I was destitute and friendless in the world, my position was shocking. Every social contact was horrifying, and it was easy to imagine a protective reclusiveness. But I had derived from the higher level an assurance that there would be a way ahead and it would lead somewhere. This was where I found myself and I had to see how it might contribute to my return to an academic career. Disgraced and outcast as I was, I met everybody, explored every avenue, became aware of everyone’s attitudes and opinions. And saved money. I had a daily allowance for expenditure and at the end of each day the surplus was carried forward or transferred to permanent savings. My savings represented my freedom of action; one day there might be an opportunity and whether I was free to take it would depend on exactly how much money I had. Every penny counted.

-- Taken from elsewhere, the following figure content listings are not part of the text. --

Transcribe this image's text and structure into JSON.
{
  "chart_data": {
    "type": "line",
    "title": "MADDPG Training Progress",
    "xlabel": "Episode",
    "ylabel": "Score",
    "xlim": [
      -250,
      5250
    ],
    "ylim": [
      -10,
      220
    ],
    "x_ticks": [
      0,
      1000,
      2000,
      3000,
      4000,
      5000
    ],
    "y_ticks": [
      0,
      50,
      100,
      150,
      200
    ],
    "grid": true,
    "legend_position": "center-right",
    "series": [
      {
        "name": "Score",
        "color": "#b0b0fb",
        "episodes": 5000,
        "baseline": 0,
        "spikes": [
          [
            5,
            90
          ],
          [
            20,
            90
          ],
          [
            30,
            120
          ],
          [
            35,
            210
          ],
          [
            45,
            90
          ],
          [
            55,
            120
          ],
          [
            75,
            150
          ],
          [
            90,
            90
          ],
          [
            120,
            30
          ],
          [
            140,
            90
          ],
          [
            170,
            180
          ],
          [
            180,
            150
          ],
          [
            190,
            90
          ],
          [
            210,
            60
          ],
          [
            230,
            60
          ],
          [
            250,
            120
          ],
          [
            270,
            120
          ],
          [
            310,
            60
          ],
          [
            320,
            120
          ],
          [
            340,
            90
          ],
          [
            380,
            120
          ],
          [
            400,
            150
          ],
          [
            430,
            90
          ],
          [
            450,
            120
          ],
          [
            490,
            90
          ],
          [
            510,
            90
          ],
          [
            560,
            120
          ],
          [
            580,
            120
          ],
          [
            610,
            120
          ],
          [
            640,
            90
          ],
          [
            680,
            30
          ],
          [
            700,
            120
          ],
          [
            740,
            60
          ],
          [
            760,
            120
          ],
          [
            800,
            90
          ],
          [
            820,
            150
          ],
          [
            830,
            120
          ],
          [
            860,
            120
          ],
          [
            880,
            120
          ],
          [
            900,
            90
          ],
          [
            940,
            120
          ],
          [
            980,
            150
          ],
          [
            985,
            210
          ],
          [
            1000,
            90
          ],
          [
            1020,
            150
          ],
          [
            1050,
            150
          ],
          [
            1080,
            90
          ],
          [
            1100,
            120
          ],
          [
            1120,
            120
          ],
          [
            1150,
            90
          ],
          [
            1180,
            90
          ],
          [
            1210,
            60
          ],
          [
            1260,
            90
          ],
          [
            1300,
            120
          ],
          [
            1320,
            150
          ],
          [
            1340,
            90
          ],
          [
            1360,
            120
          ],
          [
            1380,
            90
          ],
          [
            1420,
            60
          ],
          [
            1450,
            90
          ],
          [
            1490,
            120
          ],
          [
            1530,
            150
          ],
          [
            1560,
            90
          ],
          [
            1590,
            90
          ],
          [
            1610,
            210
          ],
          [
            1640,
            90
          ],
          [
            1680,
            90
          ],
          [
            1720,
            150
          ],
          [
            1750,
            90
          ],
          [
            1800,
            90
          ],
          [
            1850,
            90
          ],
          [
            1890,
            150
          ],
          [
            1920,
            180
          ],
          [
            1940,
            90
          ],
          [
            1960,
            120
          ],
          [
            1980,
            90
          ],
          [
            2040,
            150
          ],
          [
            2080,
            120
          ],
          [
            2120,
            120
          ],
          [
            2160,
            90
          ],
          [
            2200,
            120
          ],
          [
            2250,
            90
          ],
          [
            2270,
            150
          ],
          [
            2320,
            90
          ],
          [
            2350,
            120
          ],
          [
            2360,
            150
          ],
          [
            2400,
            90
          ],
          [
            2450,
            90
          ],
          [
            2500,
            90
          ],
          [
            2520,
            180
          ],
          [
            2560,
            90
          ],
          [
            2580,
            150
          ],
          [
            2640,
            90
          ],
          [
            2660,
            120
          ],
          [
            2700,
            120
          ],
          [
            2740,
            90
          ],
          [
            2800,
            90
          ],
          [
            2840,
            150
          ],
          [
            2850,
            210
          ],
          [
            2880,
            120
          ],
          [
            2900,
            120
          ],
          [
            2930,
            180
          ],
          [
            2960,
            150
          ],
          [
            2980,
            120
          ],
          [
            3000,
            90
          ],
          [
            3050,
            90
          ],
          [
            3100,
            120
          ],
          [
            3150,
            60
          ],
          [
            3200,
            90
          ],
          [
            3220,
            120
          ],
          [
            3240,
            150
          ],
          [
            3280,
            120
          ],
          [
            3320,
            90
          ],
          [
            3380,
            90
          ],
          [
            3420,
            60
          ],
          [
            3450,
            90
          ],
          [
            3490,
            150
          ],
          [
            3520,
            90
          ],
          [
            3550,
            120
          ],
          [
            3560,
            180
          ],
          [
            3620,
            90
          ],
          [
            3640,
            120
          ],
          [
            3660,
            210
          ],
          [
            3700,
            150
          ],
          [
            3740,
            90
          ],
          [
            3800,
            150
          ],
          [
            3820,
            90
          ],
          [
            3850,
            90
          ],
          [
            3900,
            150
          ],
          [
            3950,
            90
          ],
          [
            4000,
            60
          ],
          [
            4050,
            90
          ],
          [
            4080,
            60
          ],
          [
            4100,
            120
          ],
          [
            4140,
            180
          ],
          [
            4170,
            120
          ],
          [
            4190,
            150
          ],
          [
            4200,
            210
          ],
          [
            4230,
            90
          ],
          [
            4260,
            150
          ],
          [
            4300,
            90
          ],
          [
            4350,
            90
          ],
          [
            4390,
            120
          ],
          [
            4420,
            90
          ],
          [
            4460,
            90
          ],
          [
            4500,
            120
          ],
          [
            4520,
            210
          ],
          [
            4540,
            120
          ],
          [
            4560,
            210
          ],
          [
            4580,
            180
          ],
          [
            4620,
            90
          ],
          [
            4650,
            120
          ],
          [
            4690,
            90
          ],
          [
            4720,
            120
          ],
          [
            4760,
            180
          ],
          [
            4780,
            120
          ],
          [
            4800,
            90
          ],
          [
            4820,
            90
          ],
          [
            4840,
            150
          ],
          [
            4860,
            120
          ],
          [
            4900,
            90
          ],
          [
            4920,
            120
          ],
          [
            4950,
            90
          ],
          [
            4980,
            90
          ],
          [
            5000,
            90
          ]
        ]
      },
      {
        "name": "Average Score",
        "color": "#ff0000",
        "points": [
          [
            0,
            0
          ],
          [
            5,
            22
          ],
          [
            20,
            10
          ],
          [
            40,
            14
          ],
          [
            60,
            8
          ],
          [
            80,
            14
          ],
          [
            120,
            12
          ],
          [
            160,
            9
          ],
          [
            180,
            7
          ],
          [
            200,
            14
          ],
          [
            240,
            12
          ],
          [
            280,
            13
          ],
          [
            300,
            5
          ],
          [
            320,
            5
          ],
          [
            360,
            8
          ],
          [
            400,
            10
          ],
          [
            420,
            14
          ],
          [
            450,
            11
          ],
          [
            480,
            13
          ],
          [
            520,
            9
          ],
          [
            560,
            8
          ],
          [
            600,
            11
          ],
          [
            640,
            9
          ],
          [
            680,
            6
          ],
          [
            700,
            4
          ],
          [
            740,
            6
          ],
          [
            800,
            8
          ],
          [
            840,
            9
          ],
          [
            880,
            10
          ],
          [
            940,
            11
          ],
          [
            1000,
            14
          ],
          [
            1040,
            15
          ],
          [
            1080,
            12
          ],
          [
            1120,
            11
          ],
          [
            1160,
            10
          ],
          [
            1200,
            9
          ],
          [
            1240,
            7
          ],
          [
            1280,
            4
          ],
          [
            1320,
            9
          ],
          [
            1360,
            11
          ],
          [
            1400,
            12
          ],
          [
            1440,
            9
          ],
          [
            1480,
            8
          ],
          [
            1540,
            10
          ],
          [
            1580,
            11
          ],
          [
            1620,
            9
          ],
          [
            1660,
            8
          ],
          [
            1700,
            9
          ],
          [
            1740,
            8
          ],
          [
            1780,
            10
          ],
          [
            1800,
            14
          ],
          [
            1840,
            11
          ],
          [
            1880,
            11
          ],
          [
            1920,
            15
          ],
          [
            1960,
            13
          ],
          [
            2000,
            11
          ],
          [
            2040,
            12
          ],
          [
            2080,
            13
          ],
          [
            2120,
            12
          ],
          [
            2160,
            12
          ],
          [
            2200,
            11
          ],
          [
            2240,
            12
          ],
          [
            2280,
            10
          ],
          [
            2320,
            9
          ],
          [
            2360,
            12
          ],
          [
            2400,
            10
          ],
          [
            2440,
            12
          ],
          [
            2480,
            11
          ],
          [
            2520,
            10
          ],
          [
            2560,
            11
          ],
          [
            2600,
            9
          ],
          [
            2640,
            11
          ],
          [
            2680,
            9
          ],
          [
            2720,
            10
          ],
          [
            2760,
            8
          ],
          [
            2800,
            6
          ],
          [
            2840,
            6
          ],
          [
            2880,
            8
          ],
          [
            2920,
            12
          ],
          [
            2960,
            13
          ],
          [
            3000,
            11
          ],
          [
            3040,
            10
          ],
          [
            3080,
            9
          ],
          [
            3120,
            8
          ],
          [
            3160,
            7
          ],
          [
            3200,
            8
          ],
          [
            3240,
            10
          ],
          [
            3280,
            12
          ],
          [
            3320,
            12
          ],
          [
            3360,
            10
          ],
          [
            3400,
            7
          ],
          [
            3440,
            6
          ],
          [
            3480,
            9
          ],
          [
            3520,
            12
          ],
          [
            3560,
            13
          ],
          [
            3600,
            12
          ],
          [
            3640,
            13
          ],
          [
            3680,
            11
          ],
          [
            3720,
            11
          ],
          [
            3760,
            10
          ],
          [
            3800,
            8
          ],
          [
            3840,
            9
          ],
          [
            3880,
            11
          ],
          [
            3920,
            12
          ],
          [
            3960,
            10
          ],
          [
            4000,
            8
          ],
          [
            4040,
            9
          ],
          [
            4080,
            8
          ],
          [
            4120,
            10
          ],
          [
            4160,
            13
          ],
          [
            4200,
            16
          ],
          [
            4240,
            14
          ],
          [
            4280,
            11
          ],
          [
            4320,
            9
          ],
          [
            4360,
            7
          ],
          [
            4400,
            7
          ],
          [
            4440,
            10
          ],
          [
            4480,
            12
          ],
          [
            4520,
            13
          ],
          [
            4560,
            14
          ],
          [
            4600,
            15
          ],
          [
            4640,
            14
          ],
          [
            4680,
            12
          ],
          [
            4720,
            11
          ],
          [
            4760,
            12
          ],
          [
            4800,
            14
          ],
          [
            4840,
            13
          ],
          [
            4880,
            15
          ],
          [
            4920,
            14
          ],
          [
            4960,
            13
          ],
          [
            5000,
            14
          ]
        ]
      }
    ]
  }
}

Meanwhile I lived without an identity. I had been cheated out of the social position which I should have had, and now I was dead in the eyes of the world. At the SPR I was surrounded by professors and appalled to find myself - not only without the professorial status that I should have acquired myself, in less hostile society, at about 15 - but without any status or hope at all, being not even on a career track that could lead to a Professorship.

I was shocked and horrified, but I was well stoked up emotionally by the higher level, and I could proceed as purposefully as possible without deriving any feedback or reinforcement from anything I did or from any social reinforcement. That was the difference from when I arrived at Somerville. Having been thrown out, it did not do to think about how I appeared in anyone’s eyes, and I could proceed purposefully without doing so.

I realised for the first time how the despair which I continually rejected was being converted into anger when a member of the SPR Council commented on my dogged weariness and suggested I take a holiday. At least he might refrain from pretending that he cared about what was good for me. If he cared, he would be helping me to get back into the academic career that I should be having, with residential hotel facilities. I sold myself into slavery in the SPR office; I sold my life by the day, having nothing else to sell. Holidays were for Professors, not for slaves.